The upside for the two sub-segments was primarily attributable to higher delivery volume and higher volume in integrated logistics, respectively. Only its Network & Space Systems (N&SS) sub-segment recorded a 9% fall in revenues. N&SS revenue decreased owing to lower volume on Brigade Combat Team Modernization program.
Quarterly operating margin fell by 130 basis points to 9.1%. The downside came from both the BMA and N&SS sub-segments, which were affected owing to an inventory adjustment on A160 Hummingbird unmanned aerial vehicle helicopter program and lower earnings at United Launch Alliance, respectively.
United Launch Alliance is a joint venture of Lockheed Martin Corporation (LMT - Analyst Report) and Boeing. However, this was partially offset by higher margin at the GS&S sub-segment owing to improved performance in maintenance, modification and upgrades.

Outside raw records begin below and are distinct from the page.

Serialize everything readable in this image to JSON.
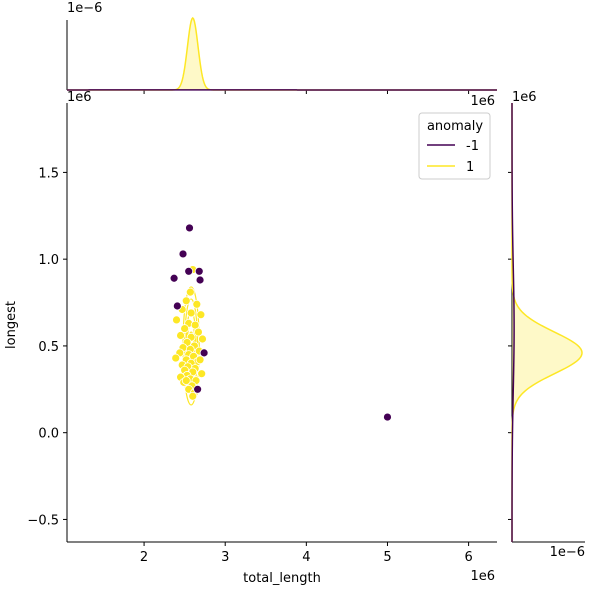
{
  "chart_data": {
    "type": "scatter",
    "xlabel": "total_length",
    "ylabel": "longest",
    "x_offset_label": "1e6",
    "y_offset_label": "1e6",
    "top_marginal_offset_label": "1e−6",
    "right_marginal_offset_label": "1e−6",
    "xlim": [
      1.05,
      6.35
    ],
    "ylim": [
      -0.63,
      1.9
    ],
    "xticks": [
      "2",
      "3",
      "4",
      "5",
      "6"
    ],
    "yticks": [
      "−0.5",
      "0.0",
      "0.5",
      "1.0",
      "1.5"
    ],
    "xtick_values": [
      2,
      3,
      4,
      5,
      6
    ],
    "ytick_values": [
      -0.5,
      0.0,
      0.5,
      1.0,
      1.5
    ],
    "legend": {
      "title": "anomaly",
      "placement": "top-right",
      "entries": [
        {
          "label": "-1",
          "color": "#440154"
        },
        {
          "label": "1",
          "color": "#fde725"
        }
      ]
    },
    "series": [
      {
        "name": "-1",
        "color": "#440154",
        "points": [
          [
            2.56,
            1.18
          ],
          [
            2.48,
            1.03
          ],
          [
            2.37,
            0.89
          ],
          [
            2.55,
            0.93
          ],
          [
            2.68,
            0.93
          ],
          [
            2.69,
            0.88
          ],
          [
            2.41,
            0.73
          ],
          [
            2.74,
            0.46
          ],
          [
            2.66,
            0.25
          ],
          [
            5.0,
            0.09
          ]
        ]
      },
      {
        "name": "1",
        "color": "#fde725",
        "points": [
          [
            2.6,
            0.94
          ],
          [
            2.57,
            0.81
          ],
          [
            2.52,
            0.76
          ],
          [
            2.65,
            0.74
          ],
          [
            2.47,
            0.71
          ],
          [
            2.58,
            0.69
          ],
          [
            2.7,
            0.68
          ],
          [
            2.4,
            0.65
          ],
          [
            2.55,
            0.63
          ],
          [
            2.63,
            0.62
          ],
          [
            2.5,
            0.6
          ],
          [
            2.67,
            0.58
          ],
          [
            2.45,
            0.56
          ],
          [
            2.58,
            0.55
          ],
          [
            2.72,
            0.54
          ],
          [
            2.53,
            0.52
          ],
          [
            2.62,
            0.5
          ],
          [
            2.48,
            0.49
          ],
          [
            2.57,
            0.48
          ],
          [
            2.68,
            0.47
          ],
          [
            2.44,
            0.46
          ],
          [
            2.55,
            0.45
          ],
          [
            2.61,
            0.44
          ],
          [
            2.39,
            0.43
          ],
          [
            2.52,
            0.42
          ],
          [
            2.66,
            0.41
          ],
          [
            2.58,
            0.4
          ],
          [
            2.47,
            0.39
          ],
          [
            2.54,
            0.38
          ],
          [
            2.63,
            0.37
          ],
          [
            2.5,
            0.36
          ],
          [
            2.6,
            0.35
          ],
          [
            2.71,
            0.34
          ],
          [
            2.53,
            0.33
          ],
          [
            2.45,
            0.32
          ],
          [
            2.57,
            0.31
          ],
          [
            2.64,
            0.3
          ],
          [
            2.49,
            0.29
          ],
          [
            2.59,
            0.27
          ],
          [
            2.55,
            0.25
          ],
          [
            2.62,
            0.23
          ],
          [
            2.6,
            0.21
          ],
          [
            2.52,
            0.3
          ],
          [
            2.69,
            0.42
          ]
        ]
      }
    ],
    "marginal_x": [
      {
        "name": "-1",
        "color": "#440154",
        "peak_x": 2.6,
        "peak_density": 0.05
      },
      {
        "name": "1",
        "color": "#fde725",
        "peak_x": 2.6,
        "peak_density": 1.0
      }
    ],
    "marginal_y": [
      {
        "name": "-1",
        "color": "#440154",
        "peak_y": 0.6,
        "peak_density": 0.03
      },
      {
        "name": "1",
        "color": "#fde725",
        "peak_y": 0.46,
        "peak_density": 1.0
      }
    ]
  }
}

Backlog at Defense, Space & Security segment remained at $72 billion, keeping the backlog to more than two times the unit's projected 2012 revenue.
Boeing Capital Corporation (BCC)
Boeing Capital Corporation reported quarterly revenues of $99 million compared with $147 million in the year-ago quarter. The segment registered earnings of $31 million compared with earnings of $62 million in the year-ago period. At quarter-end, BCC's portfolio balance declined to $4.1 billion, down from $4.2 billion at the beginning of the reported quarter on portfolio run-off and asset sales.

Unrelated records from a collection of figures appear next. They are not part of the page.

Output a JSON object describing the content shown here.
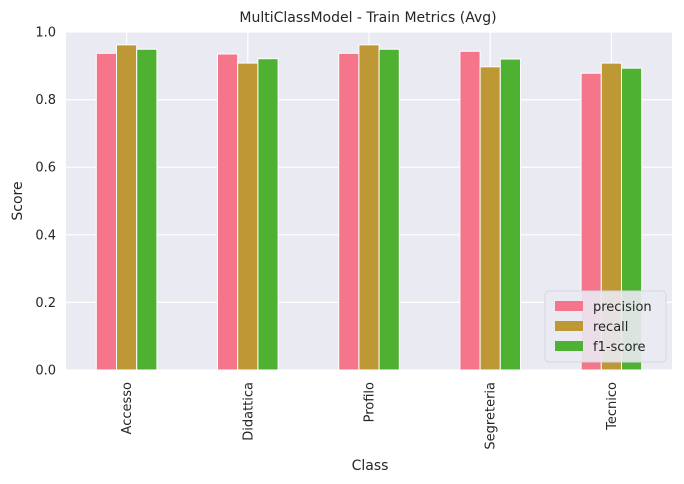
{
  "chart_data": {
    "type": "bar",
    "title": "MultiClassModel - Train Metrics (Avg)",
    "xlabel": "Class",
    "ylabel": "Score",
    "ylim": [
      0,
      1.0
    ],
    "yticks": [
      "0.0",
      "0.2",
      "0.4",
      "0.6",
      "0.8",
      "1.0"
    ],
    "grid": true,
    "legend_position": "lower-right",
    "categories": [
      "Accesso",
      "Didattica",
      "Profilo",
      "Segreteria",
      "Tecnico"
    ],
    "series": [
      {
        "name": "precision",
        "color": "#f5758a",
        "values": [
          0.937,
          0.935,
          0.937,
          0.943,
          0.878
        ]
      },
      {
        "name": "recall",
        "color": "#bd9834",
        "values": [
          0.962,
          0.908,
          0.962,
          0.897,
          0.908
        ]
      },
      {
        "name": "f1-score",
        "color": "#4fb132",
        "values": [
          0.949,
          0.921,
          0.949,
          0.92,
          0.893
        ]
      }
    ]
  }
}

Boeing ended the quarter with cash and cash equivalents of $6.3 billion and short-term investments of $4.0 billion. At the start of the reported quarter, the company had $6.7 billion in cash and cash equivalents and $3.8 billion of short-term investments.
The company generated $1.7 billion of cash from operating activities in the first half of 2012, compared with $643 million generated in the year-ago period. Long-term debt decreased to $8.7 billion at the end of the reported period from $10.0 billion at the end of 2011.
Boeing enjoys a unique position as the largest aircraft manufacturer in the world in terms of revenues, orders and deliveries and is one of the largest aerospace and defense contractors in the world. Besides, its revenues are spread across more than 90 countries around the globe.
Boeing raised its fiscal 2012 earnings per share guidance to a range of $4.40–$4.60 versus its earlier guidance range of $4.15–$4.35. The company also raised its revenue guidance for 2012 to the range of $79.5 billion – $81.5 billion versus the earlier range of $78.0 billion–$80.0 billion.
Commercial Airplanes' 2012 deliveries are expected to be between 585 and 600 airplanes, which are already sold out. This includes an expected 70 to 85 787 and 747-8 deliveries. Commercial Airplanes' 2012 revenue is expected to be between $47.5 billion and $49.5 billion with operating margin hovering around 9.0%.
In the defense space, the company expects defense revenue for 2012 to be between $31.5 billion and $32.0 billion versus its earlier range of $30.0 billion and $30.5 billion with operating margin greater than 9%.
Boeing Capital Corporation expects that its aircraft finance portfolio will continue to decline in 2012.
Boeing's 2012 R&D expenditure forecast is between $3.3 billion and $3.5 billion. Capital expenditures for 2012 are expected to be approximately $2.0 billion.
Boeing currently retains a Zacks #3 Rank, which translates into a short-term Hold rating. Considering the fundamentals, we are maintaining our Neutral recommendation on the stock.